Sposed to be revisin the third maths module for my resit in a couple of weeks but I swear these notes must be wrong:



can anyone confirm if thats right?

I can't see where the 2 goes and also why you come out with dx/x

cheers

 

[mrmoose]

the dx/x bit is just the x dx/dv = v+1 rearranged. as far as the other stuff goes, i can't renember, thank god uni is easier than this

 

[azteched]

It's correct. The 2v goes because you had v on the other side (2-1=1 ).
You get dx/x by multiplying through by the differential dx, and dividing by x.

 

[anksta]

the dx/x bit is just the x dx/dv = v+1 rearranged. as far as the other stuff goes, i can't renember, thank god uni is easier than this

yeah but if you just take the dv bit across doesnt that leave you with x dx = dv/(v+1)? And where has the 2 gone?

Also I'm goin into 3rd year at uni

 

[anksta]

It's correct. The 2v goes because you had v on the other side (2-1=1 ).
You get dx/x by multiplying through by the differential dx, and dividing by x.

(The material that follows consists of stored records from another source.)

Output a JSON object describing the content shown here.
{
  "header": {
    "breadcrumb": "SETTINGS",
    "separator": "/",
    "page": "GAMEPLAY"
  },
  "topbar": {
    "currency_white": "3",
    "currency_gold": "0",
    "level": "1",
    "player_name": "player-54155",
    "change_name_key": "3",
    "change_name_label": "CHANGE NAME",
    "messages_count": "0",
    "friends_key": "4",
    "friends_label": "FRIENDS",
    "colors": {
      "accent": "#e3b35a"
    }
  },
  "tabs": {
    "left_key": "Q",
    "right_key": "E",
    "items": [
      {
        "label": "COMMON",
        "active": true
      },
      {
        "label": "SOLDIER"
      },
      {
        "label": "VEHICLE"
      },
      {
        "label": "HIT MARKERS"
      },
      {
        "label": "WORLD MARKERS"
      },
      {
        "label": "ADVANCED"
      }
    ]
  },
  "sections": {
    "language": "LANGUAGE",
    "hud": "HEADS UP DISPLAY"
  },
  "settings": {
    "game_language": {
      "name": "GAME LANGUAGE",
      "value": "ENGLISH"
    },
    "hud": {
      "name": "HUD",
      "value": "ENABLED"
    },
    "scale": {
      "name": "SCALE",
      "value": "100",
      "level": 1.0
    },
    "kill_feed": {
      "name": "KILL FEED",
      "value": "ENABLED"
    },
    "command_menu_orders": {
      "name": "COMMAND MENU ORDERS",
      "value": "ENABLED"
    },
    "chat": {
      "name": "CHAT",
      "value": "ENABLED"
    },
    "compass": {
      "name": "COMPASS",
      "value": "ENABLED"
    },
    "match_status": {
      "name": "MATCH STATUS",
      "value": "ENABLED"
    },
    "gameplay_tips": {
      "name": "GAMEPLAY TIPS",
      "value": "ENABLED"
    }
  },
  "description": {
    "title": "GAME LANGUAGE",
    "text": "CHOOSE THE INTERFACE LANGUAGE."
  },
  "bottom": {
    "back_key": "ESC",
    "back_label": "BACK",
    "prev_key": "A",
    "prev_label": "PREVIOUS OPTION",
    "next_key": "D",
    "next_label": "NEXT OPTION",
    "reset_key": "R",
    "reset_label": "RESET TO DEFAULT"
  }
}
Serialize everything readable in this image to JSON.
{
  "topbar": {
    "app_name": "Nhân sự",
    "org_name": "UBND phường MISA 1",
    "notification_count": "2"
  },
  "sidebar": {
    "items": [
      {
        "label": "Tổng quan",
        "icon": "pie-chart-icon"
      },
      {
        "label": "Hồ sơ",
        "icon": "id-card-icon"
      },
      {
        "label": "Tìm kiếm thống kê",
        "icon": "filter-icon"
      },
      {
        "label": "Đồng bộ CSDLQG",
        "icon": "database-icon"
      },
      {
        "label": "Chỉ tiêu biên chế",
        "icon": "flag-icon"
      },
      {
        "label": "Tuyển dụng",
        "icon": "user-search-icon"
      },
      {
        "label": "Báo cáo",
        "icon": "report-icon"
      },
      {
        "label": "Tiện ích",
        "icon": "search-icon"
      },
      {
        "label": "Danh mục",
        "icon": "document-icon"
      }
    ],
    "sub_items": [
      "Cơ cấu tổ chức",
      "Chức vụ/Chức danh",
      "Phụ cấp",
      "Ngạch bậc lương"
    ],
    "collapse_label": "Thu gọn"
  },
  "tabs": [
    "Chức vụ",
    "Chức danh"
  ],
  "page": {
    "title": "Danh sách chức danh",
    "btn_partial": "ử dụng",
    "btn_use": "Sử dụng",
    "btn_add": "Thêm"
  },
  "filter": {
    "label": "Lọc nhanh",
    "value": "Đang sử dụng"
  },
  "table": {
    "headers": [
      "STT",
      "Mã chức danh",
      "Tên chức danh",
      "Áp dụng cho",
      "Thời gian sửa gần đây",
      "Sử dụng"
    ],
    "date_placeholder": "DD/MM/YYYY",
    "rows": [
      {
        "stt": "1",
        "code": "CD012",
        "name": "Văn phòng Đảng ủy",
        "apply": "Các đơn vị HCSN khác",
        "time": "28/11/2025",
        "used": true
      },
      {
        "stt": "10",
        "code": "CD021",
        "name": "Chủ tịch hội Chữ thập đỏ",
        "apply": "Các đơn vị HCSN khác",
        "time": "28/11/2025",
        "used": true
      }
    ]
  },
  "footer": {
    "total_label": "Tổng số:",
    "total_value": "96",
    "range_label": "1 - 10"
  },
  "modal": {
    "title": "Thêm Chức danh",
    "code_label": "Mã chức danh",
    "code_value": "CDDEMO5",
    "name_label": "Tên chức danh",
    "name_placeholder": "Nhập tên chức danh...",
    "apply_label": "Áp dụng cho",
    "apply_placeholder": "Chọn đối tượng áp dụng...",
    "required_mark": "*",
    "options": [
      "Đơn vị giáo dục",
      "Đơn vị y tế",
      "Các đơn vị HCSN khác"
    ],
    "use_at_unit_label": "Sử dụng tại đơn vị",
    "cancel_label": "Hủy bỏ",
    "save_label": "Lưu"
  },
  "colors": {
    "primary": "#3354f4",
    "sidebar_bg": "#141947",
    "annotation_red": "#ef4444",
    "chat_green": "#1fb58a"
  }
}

I dont get where the v comes from to take it away though, its multiplyin on one side so I dont get why you can just subtract it on the other.

 

[azteched]

You have

dy/dx = 2v + 1 (first line)

and

dy/dx = v + x*dv/dx (second line, from differentiating y=vx wrt x).

Substitute the second into the first:

v + x*dv/dx = 2v + 1
x*dv/dx = v + 1

then it's just a case of multiplying/dividing by various factors.

 

[Arcade Fire]

I dont get where the v comes from to take it away though, its multiplyin on one side so I dont get why you can just subtract it on the other.

Notice that:

d[y/x]/dx = 1/x * dy/dx - 1/x * [y/x]

and then rearrange to get

dy/dx = x * d[y/x]/dx + [y/x]

and stick that in the equation you start with, to get

x * d[y/x]/dx + [y/x] = 2*[y/x] + 1

Now notice that one of the [y/x] terms cancels on each side. That's what happens to the 2.